Some insurers seem to act as if life insurance policies and annuities will just show up in consumers' lives, like paper clips, or rubber bands.
Executives from some other insurers occasionally admit to investors and securities analysts that they still need live humans to persuade other live humans to spend money to protect themselves against mortality, morbidity and longevity risk.
Executives from Prudential Financial Inc. and Lincoln Financial talked about the live human factor earlier this month at investor day meetings.
Here are some glimpses of what they talked about, with respect to live-human advisors, drawn from the event slidedecks.
Prudential Financial
Prudential sometimes seems to be putting more emphasis on its asset management arm, PGIM, than on its insurance operations. But the company provided a major look at its life and annuity operations at its investor day event.

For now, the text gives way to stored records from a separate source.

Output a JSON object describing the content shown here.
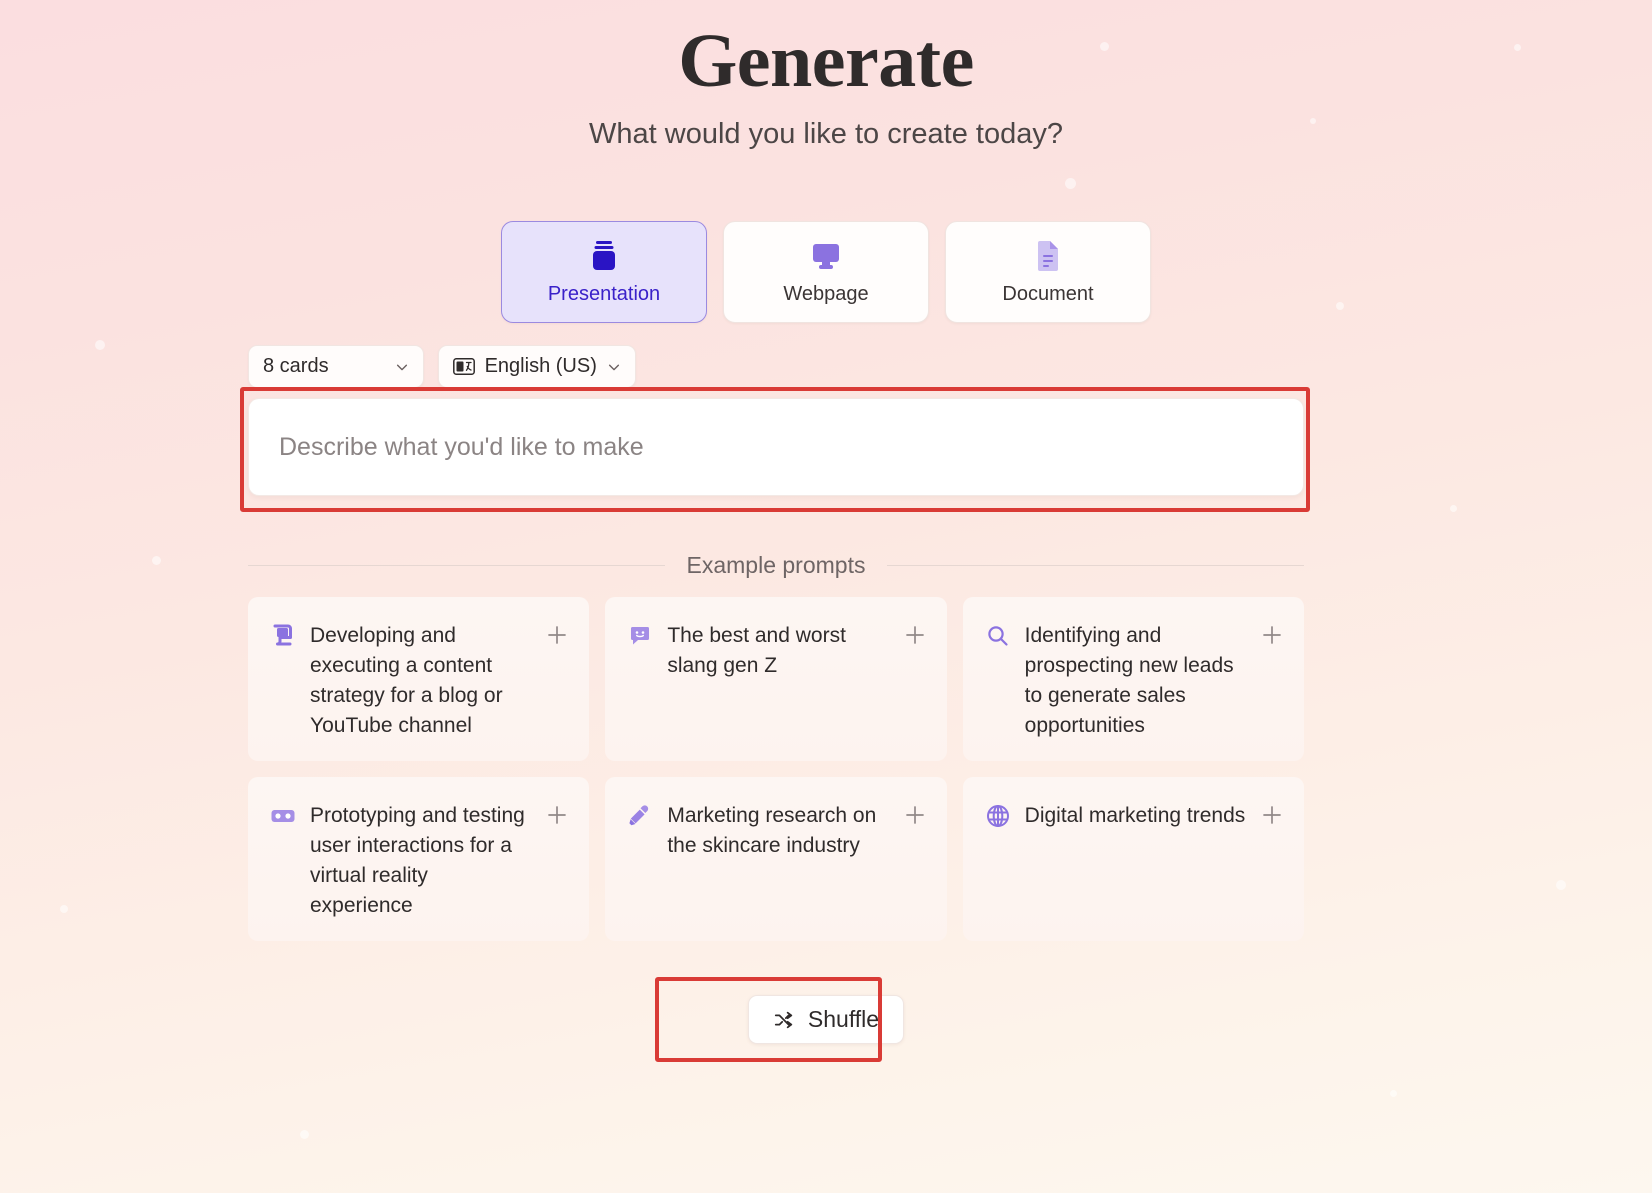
{
  "header": {
    "title": "Generate",
    "subtitle": "What would you like to create today?"
  },
  "type_selector": {
    "options": [
      {
        "label": "Presentation",
        "icon": "slides-stack-icon",
        "selected": true
      },
      {
        "label": "Webpage",
        "icon": "monitor-icon",
        "selected": false
      },
      {
        "label": "Document",
        "icon": "document-icon",
        "selected": false
      }
    ]
  },
  "options_bar": {
    "card_count": {
      "value": "8 cards",
      "icon": "chevron-down-icon"
    },
    "language": {
      "value": "English (US)",
      "icon": "language-icon",
      "chevron": "chevron-down-icon"
    }
  },
  "prompt": {
    "placeholder": "Describe what you'd like to make",
    "value": ""
  },
  "examples": {
    "divider_label": "Example prompts",
    "cards": [
      {
        "text": "Developing and executing a content strategy for a blog or YouTube channel",
        "icon": "scroll-icon",
        "add": "plus-icon"
      },
      {
        "text": "The best and worst slang gen Z",
        "icon": "smiley-chat-icon",
        "add": "plus-icon"
      },
      {
        "text": "Identifying and prospecting new leads to generate sales opportunities",
        "icon": "search-icon",
        "add": "plus-icon"
      },
      {
        "text": "Prototyping and testing user interactions for a virtual reality experience",
        "icon": "vr-headset-icon",
        "add": "plus-icon"
      },
      {
        "text": "Marketing research on the skincare industry",
        "icon": "eyedropper-icon",
        "add": "plus-icon"
      },
      {
        "text": "Digital marketing trends",
        "icon": "globe-icon",
        "add": "plus-icon"
      }
    ]
  },
  "shuffle": {
    "label": "Shuffle",
    "icon": "shuffle-icon"
  },
  "colors": {
    "accent_purple": "#3a21c9",
    "icon_purple": "#8b72e0",
    "selected_card_bg": "#e7e2fb",
    "annotation_red": "#d93b36",
    "text_dark": "#2f2b2b"
  }
}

A team of executives emphasized that they believe the company's financial wellness program, which is aimed at the company's retirement plan and group insurance plan enrollees, will help Prudential financial advisors as well as the retirement plan and insurance plan enrollees.
"Financial Wellness complements our existing distribution capabilities by expanding our addressable market," Prudential executives said, in a "key messages" slide.
1. The Market
Only 27% of U.S. households with less than $100,000 in investable assets have financial advisors, the executives said.
About 67% of U.S. households with more than $500,000 in investable assets do have advisors — but 33% don't, Prudential executives said.
2. The Financial Wellness programs
About 3,100 of Prudential's group plan clients now offer digital wellness programs, and about 600 offer employees face-to-face meetings with advisors, according to one slide.
About 20% of the employees who attend the face-to-face meetings become Prudential retail customers, Prudential said.
Prudential said, on another slide, that the financial wellness program now has about 200,000 participants with access to either digital financial wellness tools or face-to-face advisor meetings.
3. The Financial Wellness program-to-advisor funnel
About 2,000 of financial wellness program users have become retail customers.